Off Shift. Always Hungry.

Off Shift. Always Hungry.

I used to think the beer was the reward. That first hiss of the can, cracking open a portal to a place where the screaming was over and the tickets stopped printing. Where the line went quiet for the night and you could finally exhale without scalding yourself on the steam. But it was never really the beer. It was the after.

We’d spill out the back door like cons on early release, chef coats untied, burns shining angry red, smelling of fryer oil and stale sweat. We’d pile into battered booths at places that tolerated us—the pho joints with Formica tables and fluorescent lights that made everyone look like a corpse. Late-night sushi bars where the chef barely looked up, too tired to care. Shawarma counters with spit-stained glass, the meat still turning long after midnight, manned by guys who’d seen enough drunks to stop asking questions.

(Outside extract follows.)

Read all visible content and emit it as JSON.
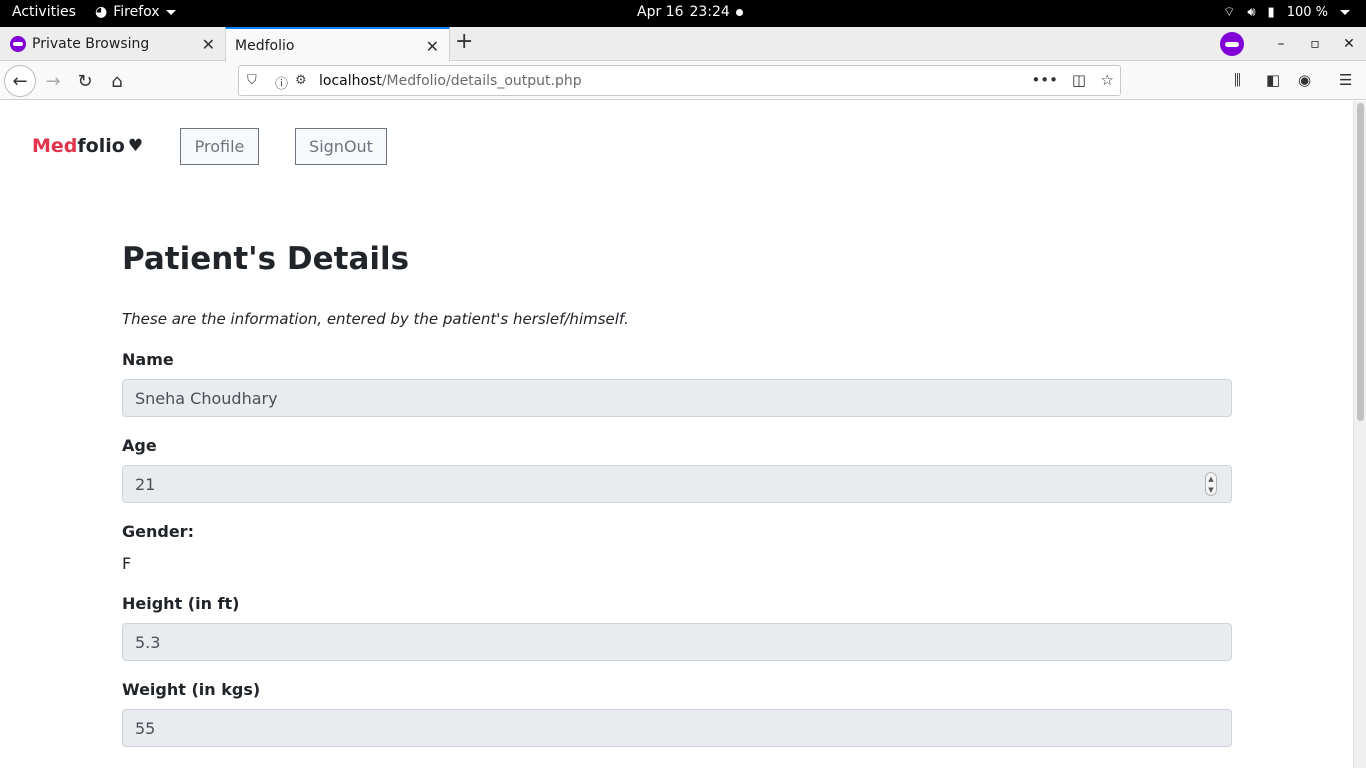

The best nights? When the ramen shops stayed open late enough to feed us—merciful temples serving the unholy. We'd crowd around steaming bowls that fogged our glasses, our arms dotted with old scars, clumsily clinking cheap beers. Laughing. Roasting each other. Breaking down the night like forensic techs at a crime scene.

Who lost their shit in the window. Who almost threw hands over a botched fire time. Who was screwing who in the storage room. Which FOH sociopath to avoid like the plague if you valued your mental health or your genital safety.

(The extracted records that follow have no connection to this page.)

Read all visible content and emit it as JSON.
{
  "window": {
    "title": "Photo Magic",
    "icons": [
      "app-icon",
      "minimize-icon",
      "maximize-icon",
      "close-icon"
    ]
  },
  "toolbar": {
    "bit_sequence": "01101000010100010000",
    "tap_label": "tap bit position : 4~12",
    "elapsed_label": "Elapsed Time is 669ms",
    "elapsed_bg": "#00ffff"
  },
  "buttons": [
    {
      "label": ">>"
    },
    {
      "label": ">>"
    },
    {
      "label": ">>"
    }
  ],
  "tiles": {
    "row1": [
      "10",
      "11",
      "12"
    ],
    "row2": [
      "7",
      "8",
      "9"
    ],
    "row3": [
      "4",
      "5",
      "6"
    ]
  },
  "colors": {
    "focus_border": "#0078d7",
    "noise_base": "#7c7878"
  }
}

We didn’t think it was special at the time. We never do. We treated it like routine, just what happens after service. But it was communion without the priest. Confession without absolution. Family dinner for the damned.

When I got out, I didn’t miss the burns or the cuts, the 86’d specials or the soul-sucking smiles you had to paste on for customers who treated you like sentient furniture. I missed the people. The crew. The unspoken vow that no matter how badly you fucked up, they’d have your back when it counted.

And when the line was gone, I had to find that feeling again. Food became the way I kept the tribe alive. Sitting with new people. Strangers. Ordering things I couldn’t pronounce. Passing plates around like peace treaties. Watching how they ate, how they spoke to the server. Listening to them lie about small things but tell the truth without realizing it over a shared dish.

Because you can’t really lie when your mouth is full.

I started chasing it everywhere. Eating with strangers in Bangkok alleyways, crouched on plastic stools slick with god-knows-what. Slurping noodles at dawn in Tokyo after drinking the night dry. Ripping bread with hands that still remembered the line in dusty little towns in Turkey, learning the names of spices I couldn’t find back home.

Discovering new recipes and flavors became an obsession. A compulsion. A way to keep the ghosts of the kitchen alive, to honor them with every bite. To keep the conversation going even after we all walked out the door for good.

If there’s any religion I practice, it’s this. Always hungry. Always searching for the next table of fellow sinners, the next meal worth telling stories about, the next laugh too loud for polite company.

Eat. Drink. Talk. Learn. Repeat.

Because if you’re lucky, there’s one more bite. One more round. One more night you’ll look back on and miss too much when it’s over.